City Council adjourned Friday without the mayor introducing his budget ordinances, meaning that the spending package could still see tweaks before a direct introduction in the Budget and Finance committees on Monday. That’s a sign the votes still aren’t there, but Ervin kept his cards close to his chest when approached by reporters on his way out of council chambers.
“I’ve not had a conversation in that vein,” Ervin said when asked whether Johnson has informed him whether he will hold the committee vote or not. “Today is Friday. Monday is three days away. We’ll see.”
The mayor’s team has offered aldermanic budget briefings Saturday and Sunday.

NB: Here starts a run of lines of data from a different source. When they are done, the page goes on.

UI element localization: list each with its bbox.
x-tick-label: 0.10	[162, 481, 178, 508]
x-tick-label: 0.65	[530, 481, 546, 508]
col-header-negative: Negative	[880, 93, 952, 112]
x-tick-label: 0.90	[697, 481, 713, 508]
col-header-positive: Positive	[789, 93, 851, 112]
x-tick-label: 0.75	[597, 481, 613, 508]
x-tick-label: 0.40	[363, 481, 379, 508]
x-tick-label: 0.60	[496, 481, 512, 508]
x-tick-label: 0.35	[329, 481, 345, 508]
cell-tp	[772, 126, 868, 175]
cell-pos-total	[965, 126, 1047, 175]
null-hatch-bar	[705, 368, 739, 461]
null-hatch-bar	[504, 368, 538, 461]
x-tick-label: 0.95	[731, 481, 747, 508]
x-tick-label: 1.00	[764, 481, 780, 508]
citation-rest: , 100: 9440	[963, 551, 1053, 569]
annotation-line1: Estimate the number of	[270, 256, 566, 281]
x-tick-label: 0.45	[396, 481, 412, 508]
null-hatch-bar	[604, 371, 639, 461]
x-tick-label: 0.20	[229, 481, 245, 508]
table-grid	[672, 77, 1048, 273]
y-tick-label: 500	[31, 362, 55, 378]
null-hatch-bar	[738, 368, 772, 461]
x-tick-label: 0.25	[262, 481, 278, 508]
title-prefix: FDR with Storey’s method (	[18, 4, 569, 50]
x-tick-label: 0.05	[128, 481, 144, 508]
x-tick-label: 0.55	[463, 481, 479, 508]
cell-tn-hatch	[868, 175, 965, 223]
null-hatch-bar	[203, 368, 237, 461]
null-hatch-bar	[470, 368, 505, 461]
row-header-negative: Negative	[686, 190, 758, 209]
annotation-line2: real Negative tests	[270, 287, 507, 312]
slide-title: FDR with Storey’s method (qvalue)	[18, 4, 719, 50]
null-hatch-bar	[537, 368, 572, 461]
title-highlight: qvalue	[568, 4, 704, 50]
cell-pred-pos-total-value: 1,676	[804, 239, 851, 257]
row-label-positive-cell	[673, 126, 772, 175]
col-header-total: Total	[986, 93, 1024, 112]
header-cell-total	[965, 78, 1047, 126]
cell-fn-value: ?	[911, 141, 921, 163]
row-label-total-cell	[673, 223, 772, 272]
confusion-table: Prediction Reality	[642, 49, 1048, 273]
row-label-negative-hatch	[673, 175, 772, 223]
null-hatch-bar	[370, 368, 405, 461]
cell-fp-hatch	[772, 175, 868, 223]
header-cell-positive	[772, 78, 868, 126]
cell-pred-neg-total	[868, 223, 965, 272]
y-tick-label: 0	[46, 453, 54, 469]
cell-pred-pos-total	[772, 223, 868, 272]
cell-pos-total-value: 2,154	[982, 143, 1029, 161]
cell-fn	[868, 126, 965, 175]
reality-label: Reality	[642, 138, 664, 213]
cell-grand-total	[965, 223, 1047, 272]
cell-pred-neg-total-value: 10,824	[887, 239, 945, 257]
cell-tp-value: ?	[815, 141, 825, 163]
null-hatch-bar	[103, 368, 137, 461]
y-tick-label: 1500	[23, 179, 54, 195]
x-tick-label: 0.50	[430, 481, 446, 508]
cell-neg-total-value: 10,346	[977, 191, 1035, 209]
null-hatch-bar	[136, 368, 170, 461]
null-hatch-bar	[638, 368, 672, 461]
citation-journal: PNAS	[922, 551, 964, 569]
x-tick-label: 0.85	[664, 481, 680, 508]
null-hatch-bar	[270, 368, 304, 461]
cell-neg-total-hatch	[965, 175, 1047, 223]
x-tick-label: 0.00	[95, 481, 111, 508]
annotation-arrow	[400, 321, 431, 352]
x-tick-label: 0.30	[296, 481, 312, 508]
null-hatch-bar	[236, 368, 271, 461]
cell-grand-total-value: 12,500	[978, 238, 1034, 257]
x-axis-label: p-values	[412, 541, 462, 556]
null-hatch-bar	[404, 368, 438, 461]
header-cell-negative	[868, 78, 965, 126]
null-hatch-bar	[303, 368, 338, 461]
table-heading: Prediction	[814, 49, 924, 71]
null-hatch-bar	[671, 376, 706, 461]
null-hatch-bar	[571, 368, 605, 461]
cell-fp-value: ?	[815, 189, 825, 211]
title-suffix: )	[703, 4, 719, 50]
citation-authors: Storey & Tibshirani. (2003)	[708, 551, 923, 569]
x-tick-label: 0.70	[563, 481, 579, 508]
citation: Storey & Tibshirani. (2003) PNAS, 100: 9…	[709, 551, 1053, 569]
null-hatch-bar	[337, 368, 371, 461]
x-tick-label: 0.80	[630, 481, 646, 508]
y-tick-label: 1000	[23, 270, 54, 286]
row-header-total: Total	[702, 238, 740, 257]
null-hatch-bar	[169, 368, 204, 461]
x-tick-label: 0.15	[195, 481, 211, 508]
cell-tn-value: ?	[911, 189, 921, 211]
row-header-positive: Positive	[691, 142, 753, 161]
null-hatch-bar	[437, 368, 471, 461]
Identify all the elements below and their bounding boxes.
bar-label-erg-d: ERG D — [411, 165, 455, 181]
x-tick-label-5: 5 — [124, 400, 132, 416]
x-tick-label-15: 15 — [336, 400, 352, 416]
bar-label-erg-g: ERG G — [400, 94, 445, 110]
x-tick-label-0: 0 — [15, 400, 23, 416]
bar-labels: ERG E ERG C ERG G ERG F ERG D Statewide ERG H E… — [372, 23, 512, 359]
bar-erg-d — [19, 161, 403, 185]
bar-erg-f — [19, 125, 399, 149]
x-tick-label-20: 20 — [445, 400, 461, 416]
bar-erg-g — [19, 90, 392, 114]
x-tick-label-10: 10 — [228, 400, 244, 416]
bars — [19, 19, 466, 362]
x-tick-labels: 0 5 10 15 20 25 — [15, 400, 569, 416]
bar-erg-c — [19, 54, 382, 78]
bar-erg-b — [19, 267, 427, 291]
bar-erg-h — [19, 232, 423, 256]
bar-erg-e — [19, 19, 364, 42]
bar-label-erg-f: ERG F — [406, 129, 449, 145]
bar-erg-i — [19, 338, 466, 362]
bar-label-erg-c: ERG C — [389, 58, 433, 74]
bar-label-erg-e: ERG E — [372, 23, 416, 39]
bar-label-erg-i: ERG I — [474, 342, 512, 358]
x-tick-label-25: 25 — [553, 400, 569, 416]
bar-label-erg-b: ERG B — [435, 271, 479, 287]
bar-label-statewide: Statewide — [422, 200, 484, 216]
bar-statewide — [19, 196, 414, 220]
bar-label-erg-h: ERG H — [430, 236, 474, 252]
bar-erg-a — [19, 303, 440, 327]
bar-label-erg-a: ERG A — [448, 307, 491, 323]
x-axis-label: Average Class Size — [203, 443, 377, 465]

Johnson’s borrowing plans — presented in part to aldermen Wednesday — asks for authorization to borrow up to $1.3 billion to fund infrastructure projects in 2026 and 2027. Of that sum, $216 million would go to aldermen to use in their wards on projects of their choosing, $230.6 million would fund upgrades to the city’s fleet of vehicles, IT and equipment, and $175 million would pay for street resurfacing. The rest would help cover bridges and viaducts, sidewalks, street lighting, and traffic signals, according to administration officials.
Aldermen already pushed back on Johnson’s last $830 million proposed infrastructure borrowing in January, taking issue with the backloaded schedule to pay down the debt and fears that the money would be diverted to Chicago Public Schools. Administration officials tweaked that borrowing to affirm no money would flow to CPS. They said Wednesday the payback schedule was not final but their intention was to keep the city’s overall debt more balanced from year to year.
The mayor’s capital improvement plans through 2029 call for $18.1 billion in spending, a mix of money from tax increment financing districts, issuing water and sewer and aviation debt, and federal money.
The mayor is asking for permission for another $500 million in general obligation debt, which includes money to help pay for the $90 million “global” settlement to resolve nearly 200 lawsuits tied to former CPD Sgt. Ronald Watts and the recently-inked contract with Firefighters Local 2. Together, the infrastructure, back pay and settlement G.O. bond would cost up to $1.8 billion.
Late Thursday, Chief Financial Officer Jill Jaworski disclosed the estimated extra interest to borrow for those settlement and contract costs instead of paying them from regular city funds would be roughly $50 million. The Local 2 backpay will accrue roughly $6 million a year on top of $166 million in principal over five years, she said, while the Watts settlement would run in the low $20 million range over the same period.
There is also a separate authorization ordinance to refinance up to $2 billion in old debt for potential savings. Johnson administration officials said they plan to ask for the votes on both as part of the broader budget package. A key uncertainty are the interest rates the city could fetch on that debt in the future, as ratings agency S&P previously warned the mayor’s budget plans could trigger a downgrade, likely pushing up interest costs.
Also as aldermen and Johnson held a Friday meeting, the council finalized a $17 million police misconduct settlement tied to a decades-old alleged wrongful conviction. The hefty sum will go to Jose Maysonet, who spent 27 years in custody for a double murder before Cook County prosecutors dropped charges against him eight years ago.
Before his 2017 release, Maysonet alleged police, including disgraced Chicago police Detective Reynaldo Guevara, beat him into confessing to the 1990 murders of two brothers on the Northwest Side and fabricated a police report claiming he admitted involvement.
Aldermen also unanimously approved $12 million in tax incremental financing spending on an Ogden Park field house in Ald. David Moore’s ward, a white whale for him for years. Johnson’s promise to support the measure was crucial to winning Moore’s support on the city’s 2025 budget last fall, the alderman said.